Fodder misses the nuts but they’re not worth the trade-off: now that he’s packing fewer pounds and putting less strain on his heart, he can run up the stairs to the rowing machine at the gym. 

And that gives him more of a thrill than he ever got from peanut butter.

Thursday, May 5, 2011


One of my friends recently said that, after she began reading Calorie Neutral, she decided to add some fruit to her days.

What a great decision! I thought.

She told me that within a week of cooking up some compote, someone asked her what she was doing because she looked different.

How cool is that? I thought.

And then my friend had a houseguest for a few days. And then she went away for a weekend. And there's the full-time job and volunteer work and, alas, laundry and dusting….

How do we make time to make compote? Or peel carrots for snacks, or any of the other tasks that take more minutes than slapping some cheese between a couple of slices of bread, or pulling a muffin from the bag?

I referred once to Sunday Set-up as explained by Kathy Kaehler, a lifestyle celebrity in the US.

I'm revisiting it again, because I still find the principle a huge help.

I don't do a whole week's worth of veg in one go.

Instead, a few times a week, while I'm waiting for my teakettle to boil, I wash and chop a head of broccoli; peel and grate maybe three carrots; rinse, tear and spin a couple of salads' worth of greens.

The next time I put the kettle on, I'll peel and chop a few carrots, wash and slice a pepper or two.

I throw it all in bowls in the fridge and it is SO MUCH EASIER to resist peanut butter toast when all I have to do is grab a handful of broccoli and toss it in a pot to steam while I toss the grated carrots with a handful of walnuts and a drizzle of some basil-infused olive oil.

The food is ready to eat just as fast as toast – and it gives me time to rummage up some protein, too.

The beauty of it is, I'm not taking time away from anything else.

Okay, maybe the dusting…

Tuesday, May 3, 2011

Singalong Tuesday 11

I'm curious: How are you doing? Have you found your food-fun balance point or have you teetered too far to one side or the other?

Confession time – I've been enjoying treats. Quite a lot of them. I bought the Saint chocolate-covered almonds for Easter and he returned the favour with bridge mix. And there have been cookies…

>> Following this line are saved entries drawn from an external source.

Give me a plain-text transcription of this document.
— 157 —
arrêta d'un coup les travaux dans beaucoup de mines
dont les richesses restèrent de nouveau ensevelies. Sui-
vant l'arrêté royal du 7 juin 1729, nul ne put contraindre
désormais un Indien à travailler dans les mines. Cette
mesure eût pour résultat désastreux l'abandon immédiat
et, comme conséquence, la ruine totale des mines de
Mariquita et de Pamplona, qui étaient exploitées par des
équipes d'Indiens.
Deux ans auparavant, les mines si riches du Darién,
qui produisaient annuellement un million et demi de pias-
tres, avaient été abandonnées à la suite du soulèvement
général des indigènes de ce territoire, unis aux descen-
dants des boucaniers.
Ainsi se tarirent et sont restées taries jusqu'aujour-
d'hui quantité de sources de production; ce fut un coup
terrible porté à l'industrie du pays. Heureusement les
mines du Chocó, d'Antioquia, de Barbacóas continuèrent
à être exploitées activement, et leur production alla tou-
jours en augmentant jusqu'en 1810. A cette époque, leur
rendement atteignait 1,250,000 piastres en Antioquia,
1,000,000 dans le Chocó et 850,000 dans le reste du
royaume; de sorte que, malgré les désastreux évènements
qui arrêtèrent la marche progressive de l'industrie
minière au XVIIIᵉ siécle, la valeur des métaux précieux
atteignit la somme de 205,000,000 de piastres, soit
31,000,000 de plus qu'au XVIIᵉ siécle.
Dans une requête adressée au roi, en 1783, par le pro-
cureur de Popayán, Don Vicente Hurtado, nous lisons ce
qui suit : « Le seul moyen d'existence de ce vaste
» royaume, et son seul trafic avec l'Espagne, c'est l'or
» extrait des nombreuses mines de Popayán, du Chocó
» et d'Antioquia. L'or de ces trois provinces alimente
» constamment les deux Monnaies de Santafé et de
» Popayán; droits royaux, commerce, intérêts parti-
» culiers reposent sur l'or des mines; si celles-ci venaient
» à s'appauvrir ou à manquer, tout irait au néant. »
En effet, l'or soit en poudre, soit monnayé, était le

I've also been having a great time on my bicycle – riding around my hometown both for meetings and for pleasure, and I went to Washington State to gawk at tulip fields a couple of weeks ago. I've also been walking when the weather's nice – which around here means it's not pouring rain.
I walk to my library, to the gym, the grocery store, and when I have a reason to go, I march downtown and back – about an hour each way.

This morning I was thinking how lucky I am that I can afford the time to do that. And then I realized that I have to afford the time.

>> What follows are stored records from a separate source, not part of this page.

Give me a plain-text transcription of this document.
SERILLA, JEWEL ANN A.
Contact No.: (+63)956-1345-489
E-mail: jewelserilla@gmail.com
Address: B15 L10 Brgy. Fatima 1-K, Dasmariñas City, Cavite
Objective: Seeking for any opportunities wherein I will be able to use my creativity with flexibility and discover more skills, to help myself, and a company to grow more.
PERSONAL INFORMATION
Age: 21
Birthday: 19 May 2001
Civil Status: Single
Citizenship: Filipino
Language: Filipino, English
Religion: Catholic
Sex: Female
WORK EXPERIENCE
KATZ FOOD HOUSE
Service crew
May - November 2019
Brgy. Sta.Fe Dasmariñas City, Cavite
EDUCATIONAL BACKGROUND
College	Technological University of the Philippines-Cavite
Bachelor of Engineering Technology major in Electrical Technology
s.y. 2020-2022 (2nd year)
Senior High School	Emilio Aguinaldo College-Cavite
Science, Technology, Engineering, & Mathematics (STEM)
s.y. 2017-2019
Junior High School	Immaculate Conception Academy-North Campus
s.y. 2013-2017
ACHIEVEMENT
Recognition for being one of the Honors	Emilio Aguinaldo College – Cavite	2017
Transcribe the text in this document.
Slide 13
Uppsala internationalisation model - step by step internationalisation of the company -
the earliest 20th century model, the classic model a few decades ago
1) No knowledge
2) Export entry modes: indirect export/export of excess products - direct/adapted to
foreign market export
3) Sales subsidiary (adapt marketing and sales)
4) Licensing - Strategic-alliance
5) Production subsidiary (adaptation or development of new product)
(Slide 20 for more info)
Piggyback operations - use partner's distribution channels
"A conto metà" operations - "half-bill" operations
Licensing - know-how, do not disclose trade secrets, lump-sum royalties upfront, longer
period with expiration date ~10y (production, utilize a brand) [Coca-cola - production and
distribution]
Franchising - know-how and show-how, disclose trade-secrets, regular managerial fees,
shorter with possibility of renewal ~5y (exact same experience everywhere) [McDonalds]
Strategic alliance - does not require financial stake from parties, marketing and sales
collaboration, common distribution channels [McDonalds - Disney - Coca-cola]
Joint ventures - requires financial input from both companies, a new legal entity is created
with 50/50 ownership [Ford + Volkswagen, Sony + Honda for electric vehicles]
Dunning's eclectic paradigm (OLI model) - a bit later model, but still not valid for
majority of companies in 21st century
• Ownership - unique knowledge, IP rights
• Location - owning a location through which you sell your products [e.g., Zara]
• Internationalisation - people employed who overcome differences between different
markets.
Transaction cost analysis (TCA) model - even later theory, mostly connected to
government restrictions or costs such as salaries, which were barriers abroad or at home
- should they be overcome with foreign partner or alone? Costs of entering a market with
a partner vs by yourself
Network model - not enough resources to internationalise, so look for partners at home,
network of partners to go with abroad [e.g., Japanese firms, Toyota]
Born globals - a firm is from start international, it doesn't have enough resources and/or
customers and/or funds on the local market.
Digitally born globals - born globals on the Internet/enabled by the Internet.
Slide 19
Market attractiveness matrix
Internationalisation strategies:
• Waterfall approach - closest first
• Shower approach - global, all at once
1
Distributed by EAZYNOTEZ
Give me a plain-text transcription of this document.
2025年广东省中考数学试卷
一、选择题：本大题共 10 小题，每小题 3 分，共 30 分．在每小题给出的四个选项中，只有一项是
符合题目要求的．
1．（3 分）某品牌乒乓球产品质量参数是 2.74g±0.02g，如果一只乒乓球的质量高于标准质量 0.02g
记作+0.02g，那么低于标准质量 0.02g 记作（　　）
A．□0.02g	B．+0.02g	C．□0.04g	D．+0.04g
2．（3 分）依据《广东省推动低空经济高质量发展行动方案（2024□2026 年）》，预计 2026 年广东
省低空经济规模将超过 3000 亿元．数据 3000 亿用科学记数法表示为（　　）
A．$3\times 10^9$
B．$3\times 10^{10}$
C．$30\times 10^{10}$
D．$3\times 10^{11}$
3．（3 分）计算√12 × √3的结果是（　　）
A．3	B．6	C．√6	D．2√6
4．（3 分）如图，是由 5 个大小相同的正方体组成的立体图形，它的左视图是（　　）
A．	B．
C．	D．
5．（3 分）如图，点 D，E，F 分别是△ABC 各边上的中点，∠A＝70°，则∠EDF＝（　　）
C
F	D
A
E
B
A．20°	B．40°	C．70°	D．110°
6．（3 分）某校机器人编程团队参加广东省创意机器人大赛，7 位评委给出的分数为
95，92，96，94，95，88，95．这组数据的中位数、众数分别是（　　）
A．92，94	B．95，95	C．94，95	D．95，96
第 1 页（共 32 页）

If I don't, my bones and muscles will get weaker, as will my heart and lungs. I definitely can't afford that. For me, it's a trade I'm glad to make – more walking, less TV. More riding, less housework.

Having said that, I have stuff to do, like everyone else. So I often have a destination – walk to the bank, ride to the farm market…that sort of thing. I've got a few loops: the library, gym and grocery store are close together so I can cover them in one afternoon; the bank and wine store are on the route to or from the egg stand.

Anybody have other strategies for managing the time/life crunch?